DHL Switzerland Does Not Inform Its Cuban Clients

The flood of publicity with which DHL inundates the world floods in telling us that they will deliver packages in 72 hours from door to door.  Well, that will be the case for the rest of the world.  In Cuba, generally, it takes a while longer.  And you have to pay a lot for their services.

I have experienced for myself how the leading firm of global couriers tricks its clients.  I will tell you my story.  I have a daughter who turned 7 on February 3rd. Several weeks in advance I asked my mother to buy her a red outfit for her birthday.  My mother lives in the prim city of Lucerne, a German-Swiss city that never captures international media headlines.

What appeared to be a routine procedure turned into an odyssey and this time Cuban Customs was not to blame.  According to Moraima Vargas Hernández, who is in charge of the DHL Import Office in Havana, the office of the multinational on the outskirts of Lucerne had been informed by email that “for anything with a value over $100, the sender must acquire a consular invoice from the Cuban consulate.”  This consular invoice costs 210 Swiss francs (some 200 dollars).  And in this document one can read that the invoice is required regardless of the contents and weight of the package.

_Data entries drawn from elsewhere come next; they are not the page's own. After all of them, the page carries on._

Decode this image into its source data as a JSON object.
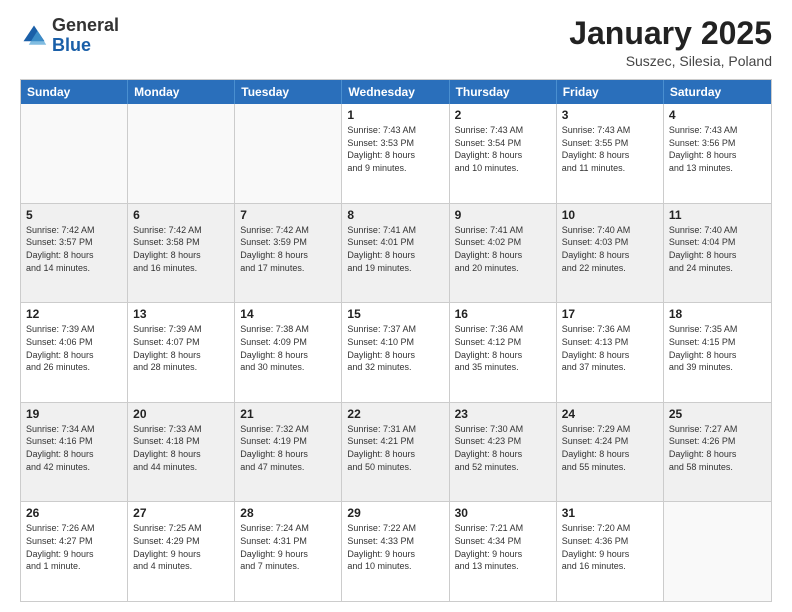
{
  "header": {
    "logo_general": "General",
    "logo_blue": "Blue",
    "month_title": "January 2025",
    "location": "Suszec, Silesia, Poland"
  },
  "weekdays": [
    "Sunday",
    "Monday",
    "Tuesday",
    "Wednesday",
    "Thursday",
    "Friday",
    "Saturday"
  ],
  "rows": [
    [
      {
        "day": "",
        "lines": [],
        "empty": true
      },
      {
        "day": "",
        "lines": [],
        "empty": true
      },
      {
        "day": "",
        "lines": [],
        "empty": true
      },
      {
        "day": "1",
        "lines": [
          "Sunrise: 7:43 AM",
          "Sunset: 3:53 PM",
          "Daylight: 8 hours",
          "and 9 minutes."
        ]
      },
      {
        "day": "2",
        "lines": [
          "Sunrise: 7:43 AM",
          "Sunset: 3:54 PM",
          "Daylight: 8 hours",
          "and 10 minutes."
        ]
      },
      {
        "day": "3",
        "lines": [
          "Sunrise: 7:43 AM",
          "Sunset: 3:55 PM",
          "Daylight: 8 hours",
          "and 11 minutes."
        ]
      },
      {
        "day": "4",
        "lines": [
          "Sunrise: 7:43 AM",
          "Sunset: 3:56 PM",
          "Daylight: 8 hours",
          "and 13 minutes."
        ]
      }
    ],
    [
      {
        "day": "5",
        "lines": [
          "Sunrise: 7:42 AM",
          "Sunset: 3:57 PM",
          "Daylight: 8 hours",
          "and 14 minutes."
        ],
        "shaded": true
      },
      {
        "day": "6",
        "lines": [
          "Sunrise: 7:42 AM",
          "Sunset: 3:58 PM",
          "Daylight: 8 hours",
          "and 16 minutes."
        ],
        "shaded": true
      },
      {
        "day": "7",
        "lines": [
          "Sunrise: 7:42 AM",
          "Sunset: 3:59 PM",
          "Daylight: 8 hours",
          "and 17 minutes."
        ],
        "shaded": true
      },
      {
        "day": "8",
        "lines": [
          "Sunrise: 7:41 AM",
          "Sunset: 4:01 PM",
          "Daylight: 8 hours",
          "and 19 minutes."
        ],
        "shaded": true
      },
      {
        "day": "9",
        "lines": [
          "Sunrise: 7:41 AM",
          "Sunset: 4:02 PM",
          "Daylight: 8 hours",
          "and 20 minutes."
        ],
        "shaded": true
      },
      {
        "day": "10",
        "lines": [
          "Sunrise: 7:40 AM",
          "Sunset: 4:03 PM",
          "Daylight: 8 hours",
          "and 22 minutes."
        ],
        "shaded": true
      },
      {
        "day": "11",
        "lines": [
          "Sunrise: 7:40 AM",
          "Sunset: 4:04 PM",
          "Daylight: 8 hours",
          "and 24 minutes."
        ],
        "shaded": true
      }
    ],
    [
      {
        "day": "12",
        "lines": [
          "Sunrise: 7:39 AM",
          "Sunset: 4:06 PM",
          "Daylight: 8 hours",
          "and 26 minutes."
        ]
      },
      {
        "day": "13",
        "lines": [
          "Sunrise: 7:39 AM",
          "Sunset: 4:07 PM",
          "Daylight: 8 hours",
          "and 28 minutes."
        ]
      },
      {
        "day": "14",
        "lines": [
          "Sunrise: 7:38 AM",
          "Sunset: 4:09 PM",
          "Daylight: 8 hours",
          "and 30 minutes."
        ]
      },
      {
        "day": "15",
        "lines": [
          "Sunrise: 7:37 AM",
          "Sunset: 4:10 PM",
          "Daylight: 8 hours",
          "and 32 minutes."
        ]
      },
      {
        "day": "16",
        "lines": [
          "Sunrise: 7:36 AM",
          "Sunset: 4:12 PM",
          "Daylight: 8 hours",
          "and 35 minutes."
        ]
      },
      {
        "day": "17",
        "lines": [
          "Sunrise: 7:36 AM",
          "Sunset: 4:13 PM",
          "Daylight: 8 hours",
          "and 37 minutes."
        ]
      },
      {
        "day": "18",
        "lines": [
          "Sunrise: 7:35 AM",
          "Sunset: 4:15 PM",
          "Daylight: 8 hours",
          "and 39 minutes."
        ]
      }
    ],
    [
      {
        "day": "19",
        "lines": [
          "Sunrise: 7:34 AM",
          "Sunset: 4:16 PM",
          "Daylight: 8 hours",
          "and 42 minutes."
        ],
        "shaded": true
      },
      {
        "day": "20",
        "lines": [
          "Sunrise: 7:33 AM",
          "Sunset: 4:18 PM",
          "Daylight: 8 hours",
          "and 44 minutes."
        ],
        "shaded": true
      },
      {
        "day": "21",
        "lines": [
          "Sunrise: 7:32 AM",
          "Sunset: 4:19 PM",
          "Daylight: 8 hours",
          "and 47 minutes."
        ],
        "shaded": true
      },
      {
        "day": "22",
        "lines": [
          "Sunrise: 7:31 AM",
          "Sunset: 4:21 PM",
          "Daylight: 8 hours",
          "and 50 minutes."
        ],
        "shaded": true
      },
      {
        "day": "23",
        "lines": [
          "Sunrise: 7:30 AM",
          "Sunset: 4:23 PM",
          "Daylight: 8 hours",
          "and 52 minutes."
        ],
        "shaded": true
      },
      {
        "day": "24",
        "lines": [
          "Sunrise: 7:29 AM",
          "Sunset: 4:24 PM",
          "Daylight: 8 hours",
          "and 55 minutes."
        ],
        "shaded": true
      },
      {
        "day": "25",
        "lines": [
          "Sunrise: 7:27 AM",
          "Sunset: 4:26 PM",
          "Daylight: 8 hours",
          "and 58 minutes."
        ],
        "shaded": true
      }
    ],
    [
      {
        "day": "26",
        "lines": [
          "Sunrise: 7:26 AM",
          "Sunset: 4:27 PM",
          "Daylight: 9 hours",
          "and 1 minute."
        ]
      },
      {
        "day": "27",
        "lines": [
          "Sunrise: 7:25 AM",
          "Sunset: 4:29 PM",
          "Daylight: 9 hours",
          "and 4 minutes."
        ]
      },
      {
        "day": "28",
        "lines": [
          "Sunrise: 7:24 AM",
          "Sunset: 4:31 PM",
          "Daylight: 9 hours",
          "and 7 minutes."
        ]
      },
      {
        "day": "29",
        "lines": [
          "Sunrise: 7:22 AM",
          "Sunset: 4:33 PM",
          "Daylight: 9 hours",
          "and 10 minutes."
        ]
      },
      {
        "day": "30",
        "lines": [
          "Sunrise: 7:21 AM",
          "Sunset: 4:34 PM",
          "Daylight: 9 hours",
          "and 13 minutes."
        ]
      },
      {
        "day": "31",
        "lines": [
          "Sunrise: 7:20 AM",
          "Sunset: 4:36 PM",
          "Daylight: 9 hours",
          "and 16 minutes."
        ]
      },
      {
        "day": "",
        "lines": [],
        "empty": true
      }
    ]
  ]
}
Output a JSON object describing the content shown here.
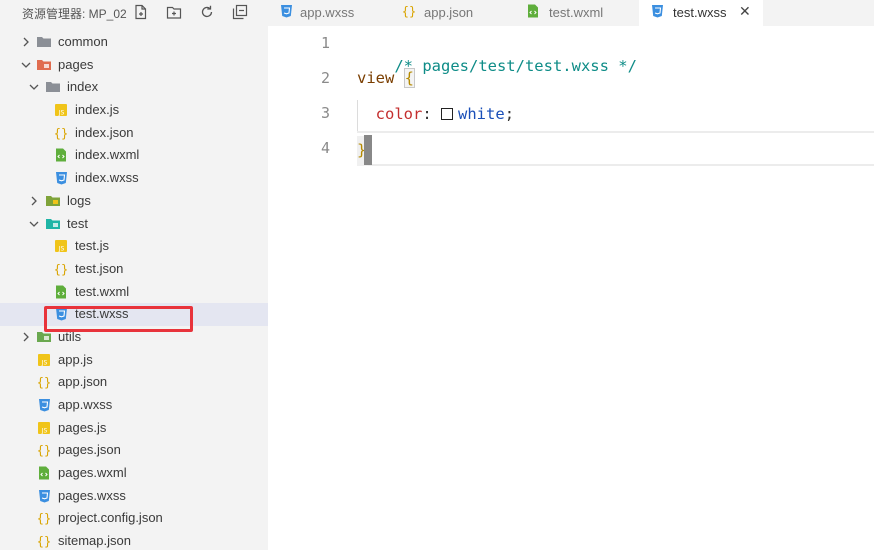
{
  "sidebar": {
    "title": "资源管理器: MP_02",
    "actions": [
      {
        "name": "new-file-icon"
      },
      {
        "name": "new-folder-icon"
      },
      {
        "name": "refresh-icon"
      },
      {
        "name": "collapse-all-icon"
      }
    ],
    "tree": [
      {
        "label": "common",
        "type": "folder",
        "depth": 0,
        "expanded": false,
        "icon": "folder-icon"
      },
      {
        "label": "pages",
        "type": "folder",
        "depth": 0,
        "expanded": true,
        "icon": "pages-folder-icon"
      },
      {
        "label": "index",
        "type": "folder",
        "depth": 1,
        "expanded": true,
        "icon": "folder-icon"
      },
      {
        "label": "index.js",
        "type": "file",
        "depth": 2,
        "icon": "js-file-icon"
      },
      {
        "label": "index.json",
        "type": "file",
        "depth": 2,
        "icon": "json-file-icon"
      },
      {
        "label": "index.wxml",
        "type": "file",
        "depth": 2,
        "icon": "wxml-file-icon"
      },
      {
        "label": "index.wxss",
        "type": "file",
        "depth": 2,
        "icon": "wxss-file-icon"
      },
      {
        "label": "logs",
        "type": "folder",
        "depth": 1,
        "expanded": false,
        "icon": "folder-icon"
      },
      {
        "label": "test",
        "type": "folder",
        "depth": 1,
        "expanded": true,
        "icon": "test-folder-icon"
      },
      {
        "label": "test.js",
        "type": "file",
        "depth": 2,
        "icon": "js-file-icon"
      },
      {
        "label": "test.json",
        "type": "file",
        "depth": 2,
        "icon": "json-file-icon"
      },
      {
        "label": "test.wxml",
        "type": "file",
        "depth": 2,
        "icon": "wxml-file-icon"
      },
      {
        "label": "test.wxss",
        "type": "file",
        "depth": 2,
        "icon": "wxss-file-icon",
        "selected": true
      },
      {
        "label": "utils",
        "type": "folder",
        "depth": 0,
        "expanded": false,
        "icon": "utils-folder-icon"
      },
      {
        "label": "app.js",
        "type": "file",
        "depth": 0,
        "icon": "js-file-icon"
      },
      {
        "label": "app.json",
        "type": "file",
        "depth": 0,
        "icon": "json-file-icon"
      },
      {
        "label": "app.wxss",
        "type": "file",
        "depth": 0,
        "icon": "wxss-file-icon"
      },
      {
        "label": "pages.js",
        "type": "file",
        "depth": 0,
        "icon": "js-file-icon"
      },
      {
        "label": "pages.json",
        "type": "file",
        "depth": 0,
        "icon": "json-file-icon"
      },
      {
        "label": "pages.wxml",
        "type": "file",
        "depth": 0,
        "icon": "wxml-file-icon"
      },
      {
        "label": "pages.wxss",
        "type": "file",
        "depth": 0,
        "icon": "wxss-file-icon"
      },
      {
        "label": "project.config.json",
        "type": "file",
        "depth": 0,
        "icon": "json-file-icon"
      },
      {
        "label": "sitemap.json",
        "type": "file",
        "depth": 0,
        "icon": "json-file-icon"
      }
    ]
  },
  "tabs": [
    {
      "label": "app.wxss",
      "icon": "wxss-file-icon",
      "active": false
    },
    {
      "label": "app.json",
      "icon": "json-file-icon",
      "active": false
    },
    {
      "label": "test.wxml",
      "icon": "wxml-file-icon",
      "active": false
    },
    {
      "label": "test.wxss",
      "icon": "wxss-file-icon",
      "active": true,
      "close": "✕"
    }
  ],
  "editor": {
    "line_numbers": [
      "1",
      "2",
      "3",
      "4"
    ],
    "line1": {
      "comment": "/* pages/test/test.wxss */"
    },
    "line2": {
      "selector": "view ",
      "brace_open": "{"
    },
    "line3": {
      "indent": "  ",
      "property": "color",
      "colon": ": ",
      "value": "white",
      "semi": ";"
    },
    "line4": {
      "brace_close": "}"
    }
  },
  "colors": {
    "sidebar_bg": "#f3f3f3",
    "selected_row": "#e4e6f1",
    "highlight_box": "#e8333b",
    "comment": "#0e8c87",
    "property": "#c42e2e",
    "value": "#1a4fb8"
  }
}
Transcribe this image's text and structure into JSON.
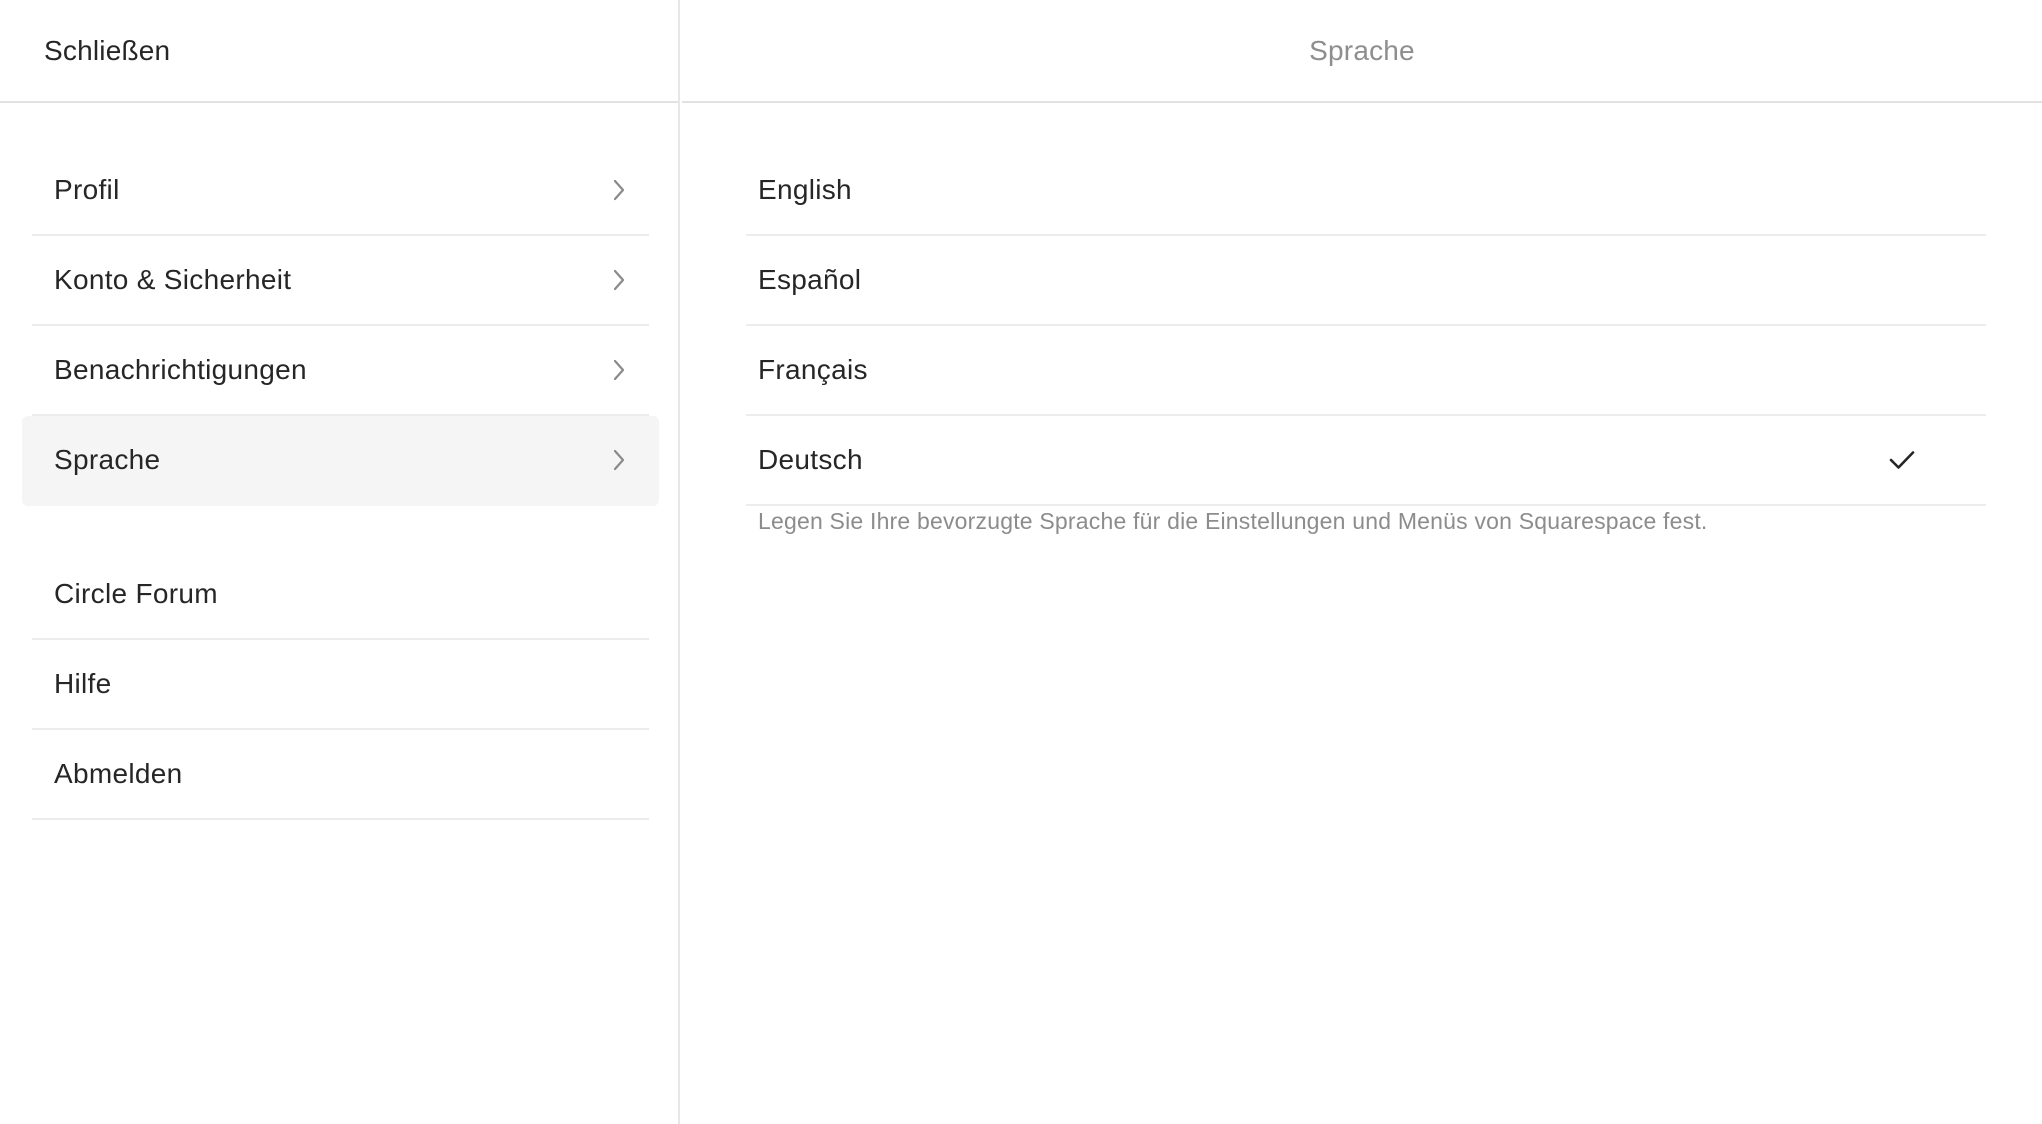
{
  "header": {
    "close_label": "Schließen",
    "panel_title": "Sprache"
  },
  "sidebar": {
    "items": [
      {
        "label": "Profil",
        "icon": "chevron-right-icon"
      },
      {
        "label": "Konto & Sicherheit",
        "icon": "chevron-right-icon"
      },
      {
        "label": "Benachrichtigungen",
        "icon": "chevron-right-icon"
      },
      {
        "label": "Sprache",
        "icon": "chevron-right-icon",
        "active": true
      }
    ],
    "secondary_items": [
      {
        "label": "Circle Forum"
      },
      {
        "label": "Hilfe"
      },
      {
        "label": "Abmelden"
      }
    ]
  },
  "languages": {
    "options": [
      {
        "label": "English"
      },
      {
        "label": "Español"
      },
      {
        "label": "Français"
      },
      {
        "label": "Deutsch",
        "selected": true,
        "icon": "checkmark-icon"
      }
    ],
    "hint": "Legen Sie Ihre bevorzugte Sprache für die Einstellungen und Menüs von Squarespace fest."
  },
  "colors": {
    "text": "#262626",
    "muted": "#8e8e8e",
    "divider": "#ececec",
    "active_bg": "#f5f5f5"
  }
}
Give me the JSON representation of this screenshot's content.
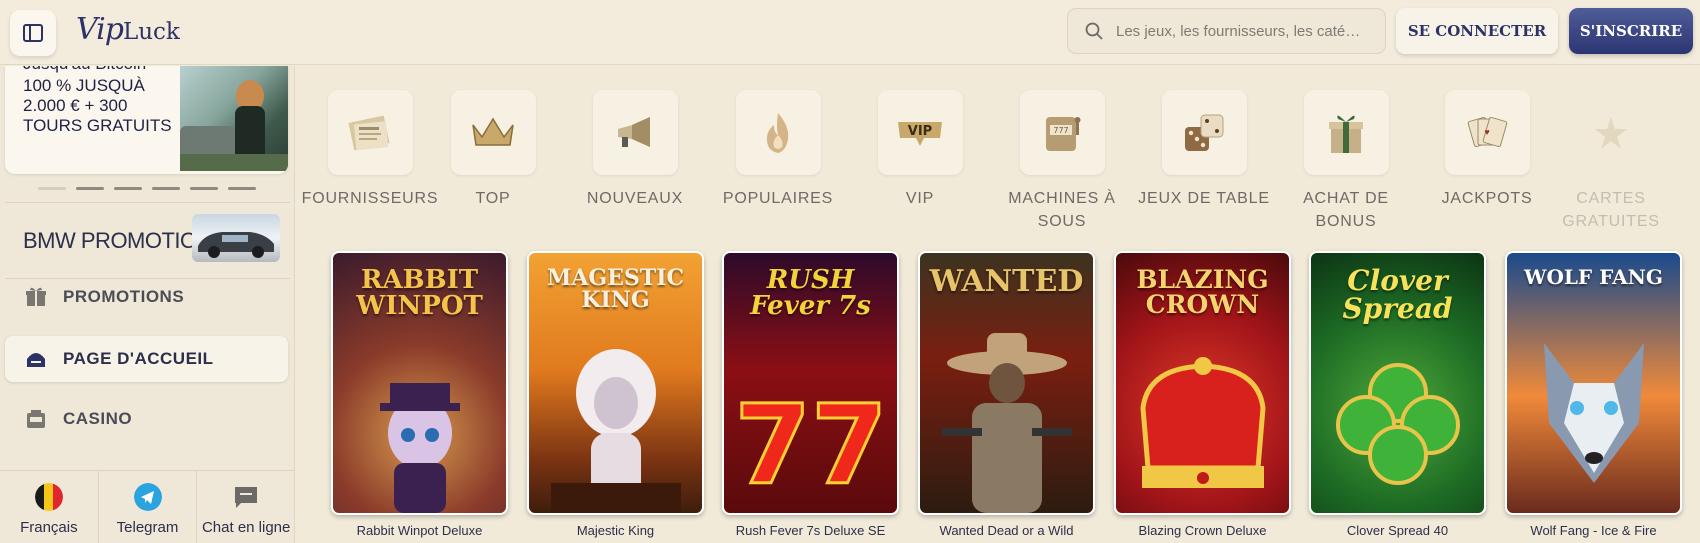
{
  "header": {
    "logo_vip": "Vip",
    "logo_luck": "Luck",
    "search_placeholder": "Les jeux, les fournisseurs, les caté…",
    "login_label": "SE CONNECTER",
    "register_label": "S'INSCRIRE"
  },
  "sidebar": {
    "promo_banner": {
      "cut_line": "Jusqu'au Bitcoin",
      "line1": "100 % JUSQUÀ",
      "line2": "2.000 € + 300",
      "line3": "TOURS GRATUITS"
    },
    "bmw_label": "BMW PROMOTION",
    "nav_items": [
      {
        "label": "PROMOTIONS",
        "icon": "gift-icon"
      },
      {
        "label": "PAGE D'ACCUEIL",
        "icon": "home-icon"
      },
      {
        "label": "CASINO",
        "icon": "casino-icon"
      }
    ],
    "bottom": {
      "language": "Français",
      "telegram": "Telegram",
      "chat": "Chat en ligne"
    }
  },
  "categories": [
    {
      "label": "FOURNISSEURS",
      "icon": "newspaper-icon"
    },
    {
      "label": "TOP",
      "icon": "crown-icon"
    },
    {
      "label": "NOUVEAUX",
      "icon": "megaphone-icon"
    },
    {
      "label": "POPULAIRES",
      "icon": "flame-icon"
    },
    {
      "label": "VIP",
      "icon": "vip-icon"
    },
    {
      "label": "MACHINES À SOUS",
      "icon": "slot-machine-icon"
    },
    {
      "label": "JEUX DE TABLE",
      "icon": "dice-icon"
    },
    {
      "label": "ACHAT DE BONUS",
      "icon": "gift-box-icon"
    },
    {
      "label": "JACKPOTS",
      "icon": "cards-icon"
    },
    {
      "label": "CARTES GRATUITES",
      "icon": "star-icon"
    }
  ],
  "games": [
    {
      "name": "Rabbit Winpot Deluxe",
      "art_title": "RABBIT WINPOT"
    },
    {
      "name": "Majestic King",
      "art_title": "MAGESTIC KING"
    },
    {
      "name": "Rush Fever 7s Deluxe SE",
      "art_title": "RUSH Fever 7s"
    },
    {
      "name": "Wanted Dead or a Wild",
      "art_title": "WANTED"
    },
    {
      "name": "Blazing Crown Deluxe",
      "art_title": "BLAZING CROWN"
    },
    {
      "name": "Clover Spread 40",
      "art_title": "Clover Spread"
    },
    {
      "name": "Wolf Fang - Ice & Fire",
      "art_title": "WOLF FANG"
    }
  ],
  "colors": {
    "accent": "#2c3266",
    "background": "#f1ead9"
  }
}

In 2009, my family in Lucerne sent us four packages via DHL. To send a package to Cuba, a country located in Zone 2, the geographic area most distant from Europe, you must use a box, which they give you for free, that is one of five sizes.  The tariffs from Switzerland to Cuba are not cheap: 155 Swiss Francs for the smallest package and 320 for the largest (some $147 to $303).

The point is that DHL in Switzerland had never told my mother, who is 67 and who had to take a bus to Dierikon where the Lucerne DHL office is located, some 40 minutes from her house, that to send a package to the Island she had to get the consular invoice from the Cuban consulate in Berne.

That is  not all, besides of this flagrant violation of the worldly courier, the implacable Cuban bureaucratic state machinery came onto the scene. According to official Vargas, the time allowed for these errands was only ten working days, a very short time in comparison with the two months allowed by DHL for these types of errands.

I agreed with my mother to reclaim the box and pay the money she had to pay to have it returned to her house.  As she lives in a country with rights, there are mechanisms to complain and even sue the international company for providing bad information.

From Cuba it’s a waste of time.  In its desire to deposit money in its depleted coffers, the government imposes high taxes on any commercial transaction or sale of products.  Not to mention that on the Island, the law does not protect the consumer.

For the Castros, emigrants are a kind of cow, the more they can milk them and the more foreign currency they can obtain the better.  DHL, like nearly all transnational companies when it’s about money, is apolitical and unscrupulous, and they negotiate with the highest bidder.

The giant Google, anxious to grow its user-base, has established itself in China, a nation where fierce censorship and human rights violations are enforced  Or the famous Nike, has also installed factories in the Asiatic giant to produce low cost goods, without caring that the Chinese government pays miserable wages and exploits their workers mercilessly.

Unfortunately, this is the way most multinationals operate. They are more interested in a piece of the cake than adhering to ethical business practices or principles. They negotiate with tyrants and closed dictatorial regimes, knowing that these countries violate human rights and the free press is notable for its absence  Each time the contradictions between the politician’s speeches and those of the business people are even more evident.

Doing business with Cuba could backfire for DHL. Employees from DHL in Switzerland were alarmed upon learning that their offices in Havana charge 200 Cuban pesos for delivering the package to your door. According to what we know, DHL global pays for the fuel for the delivery vehicles that bring the shipments to their destinations in all of the countries where it does business.

In this tug-of-war between a company that cheats its clients and a government that for any transaction charges high amounts of money, my daughter Melany will not be able to premiere, on her birthday, the clothes that her grandmother bought for her. Thankfully, she is a happy girl. Not even DHL in Switzerland or the Customs of Cuba are going to erase her naughty smile.

Melany still does not understand the diabolical mechanisms established, in the country where she was born, to continuously put obstacles in the way of the free flow of goods. They form a part of the embargo of the Castros against its people. Three times more effective than that of the United States against Cuba.